Parlamento Meydanı'nda Westminster Abbey ve St Margarets Church kiliseleri de görülmesi gereken yerler arasındadır. Londra fotoğraflarının vazgeçilmez karelerinden ünlü telefon kulübesi ve arkada Big Ben manzarası da bu meydandan çekilmektedir.
Londra'nın diğer önemli yapısı, İngiliz kraliyet ailesinin evi Buckingham Sarayı'dır. Buraya, Trafalgar Meydanı'ndan Admiralty Kemeri (Admiralty Arch) altındaki ağaçlı The Mall caddesini yürüyerek ulaşılabilir. Saray, Buckingham Dükü için inşa edilmiş, uzunca bir süre özel mülk olarak kullanılmış, daha sonra Kraliçe Victoria'nın taşınması ile kraliyet ailesinin yaşadığı yer olarak tarihteki önemine kavuşmuş. Sarayın önünde, kendisine ithafen dikilmiş Victoria Anıtı bulunur. Saray, günümüzde çeşitli balo ve törenlerin düzenlendiği, başbakanın göreve atandığı yer olarak da kullanılmaktadır. (Kraliyet ailesi buranın haricinde daha batıda Windsor Kalesi ve İskoçya'daki Holyrood Sarayı'nda ikamet etmektedir.)
Sarayın diğer bir özelliği ise buranın kraliyet ordusu nöbet değişimlerinin yapıldığı yerlerden biri olmasıdır. Nöbet değişimi Buckingham Sarayı, St James’s Palace ve Wellington Barracks (Kışla) arasında gerçekleşen bir törendir. Kış sezonunda iki günde bir, diğer zamanlarda her gün, saat 11.00 gibi başlar, 12.00'ye kadar sürer. Saray önündeki tören en çok ilgi çekenidir. Gösterilerin çok sık yapılmasına rağmen her gün kalabalık bir izleyicisi bulunmaktadır. Bu nedenle iyi bir yerden izlemek için başlangıçtan en az yarım saat önce bölgede yer almak gerekmektedir.

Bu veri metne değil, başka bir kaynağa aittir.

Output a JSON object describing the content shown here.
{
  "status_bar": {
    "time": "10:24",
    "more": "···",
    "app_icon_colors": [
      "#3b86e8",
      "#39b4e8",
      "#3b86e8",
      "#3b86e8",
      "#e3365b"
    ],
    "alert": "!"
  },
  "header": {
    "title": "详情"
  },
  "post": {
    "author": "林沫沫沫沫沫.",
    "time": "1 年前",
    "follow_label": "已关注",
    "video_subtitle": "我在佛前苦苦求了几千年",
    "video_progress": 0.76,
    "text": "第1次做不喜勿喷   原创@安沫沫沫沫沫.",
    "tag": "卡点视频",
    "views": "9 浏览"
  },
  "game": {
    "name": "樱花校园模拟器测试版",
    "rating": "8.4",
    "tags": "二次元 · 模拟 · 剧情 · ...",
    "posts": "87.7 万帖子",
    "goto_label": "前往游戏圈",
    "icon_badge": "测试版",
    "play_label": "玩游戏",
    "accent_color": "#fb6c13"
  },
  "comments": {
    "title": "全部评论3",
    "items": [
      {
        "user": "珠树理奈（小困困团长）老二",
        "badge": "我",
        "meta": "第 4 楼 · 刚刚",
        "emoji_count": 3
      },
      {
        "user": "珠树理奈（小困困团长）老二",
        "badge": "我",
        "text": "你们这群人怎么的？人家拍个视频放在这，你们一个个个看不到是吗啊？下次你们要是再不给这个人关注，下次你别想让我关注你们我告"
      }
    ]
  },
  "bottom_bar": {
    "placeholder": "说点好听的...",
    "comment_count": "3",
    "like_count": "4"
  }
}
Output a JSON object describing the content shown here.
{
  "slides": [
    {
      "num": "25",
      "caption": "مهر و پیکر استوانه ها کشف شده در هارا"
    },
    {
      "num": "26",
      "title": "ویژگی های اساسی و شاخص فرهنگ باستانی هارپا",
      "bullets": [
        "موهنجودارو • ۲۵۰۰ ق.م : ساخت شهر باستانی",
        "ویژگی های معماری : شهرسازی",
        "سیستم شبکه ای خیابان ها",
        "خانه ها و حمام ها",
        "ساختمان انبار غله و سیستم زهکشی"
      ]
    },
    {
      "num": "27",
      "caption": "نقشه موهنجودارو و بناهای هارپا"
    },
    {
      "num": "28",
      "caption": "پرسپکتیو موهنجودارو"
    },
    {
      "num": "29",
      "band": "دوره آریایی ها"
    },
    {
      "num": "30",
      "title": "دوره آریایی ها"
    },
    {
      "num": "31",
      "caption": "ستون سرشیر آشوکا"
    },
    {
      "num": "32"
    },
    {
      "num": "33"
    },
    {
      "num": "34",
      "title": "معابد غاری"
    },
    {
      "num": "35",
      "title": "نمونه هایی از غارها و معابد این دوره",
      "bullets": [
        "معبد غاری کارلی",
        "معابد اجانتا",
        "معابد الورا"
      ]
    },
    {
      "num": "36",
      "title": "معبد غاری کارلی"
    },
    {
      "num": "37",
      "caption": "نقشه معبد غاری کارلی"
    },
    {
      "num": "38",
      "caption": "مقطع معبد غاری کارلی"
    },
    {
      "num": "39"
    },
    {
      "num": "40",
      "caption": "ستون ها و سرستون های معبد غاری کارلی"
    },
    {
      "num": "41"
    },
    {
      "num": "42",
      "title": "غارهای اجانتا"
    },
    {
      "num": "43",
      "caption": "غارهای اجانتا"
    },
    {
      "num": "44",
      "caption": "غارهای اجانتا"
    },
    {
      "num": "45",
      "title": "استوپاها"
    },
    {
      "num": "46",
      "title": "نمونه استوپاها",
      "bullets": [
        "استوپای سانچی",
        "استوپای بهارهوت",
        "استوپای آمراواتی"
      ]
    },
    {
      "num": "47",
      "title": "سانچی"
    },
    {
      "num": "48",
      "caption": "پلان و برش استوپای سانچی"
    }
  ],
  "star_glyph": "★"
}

Törende kabaca şunlar olur : 11.00'de St James’s Palace'daki mevcut nöbetçilerden oluşan birlik, The Mall caddesi üzerinden bando eşliğiyle saraya gelir. Bu sırada, saraydaki mevcut nöbetçiler avluya gelerek sıraya geçer. Saat 11.15 gibi, St James’s Palace nöbetçileri, güney kapıdan saraya giriş yapar, saray nöbetçilerinin yanında sıradaki yerlerini alırlar. Yeni nöbetçiler Wellington Kışlası'ndan gelmektedir. Kışlada 11.10 gibi toplanan askerler, saraya doğru marşlar eşliğinde yol alır. 11.30 gibi sarayın kuzey kapısından giriş yaparak avludaki mevcut nöbetçilerin tam karşısına geçerler. Eski ve yeni nöbetçilerin bandoları sırayla marşlarını çalarken saray nöbetçileri ile yeni gelen askerlerin bir kısmı arasında nöbet değişimi gerçekleşir. Ardından tüm eski nöbetçiler Wellington Kışlası'na yola koyulur. Sarayın yeni nöbetçileri görev yerlerine geçer, kalan yeni nöbetçiler de The Mall caddesi üzerinden St James’s Palace'daki görev bölgelerine geçer. Bu süre içerisinde kraliyet bireyleri sarayda bulunuyor ise saraydan kraliyet sancağı dalgalanır. Bandolar her zaman olmayabilir. Programa şu adresten, nöbet değişim günlerine şu adresten bakılabilir. Sarayın içi, yaz ayarında ziyarete açıktır.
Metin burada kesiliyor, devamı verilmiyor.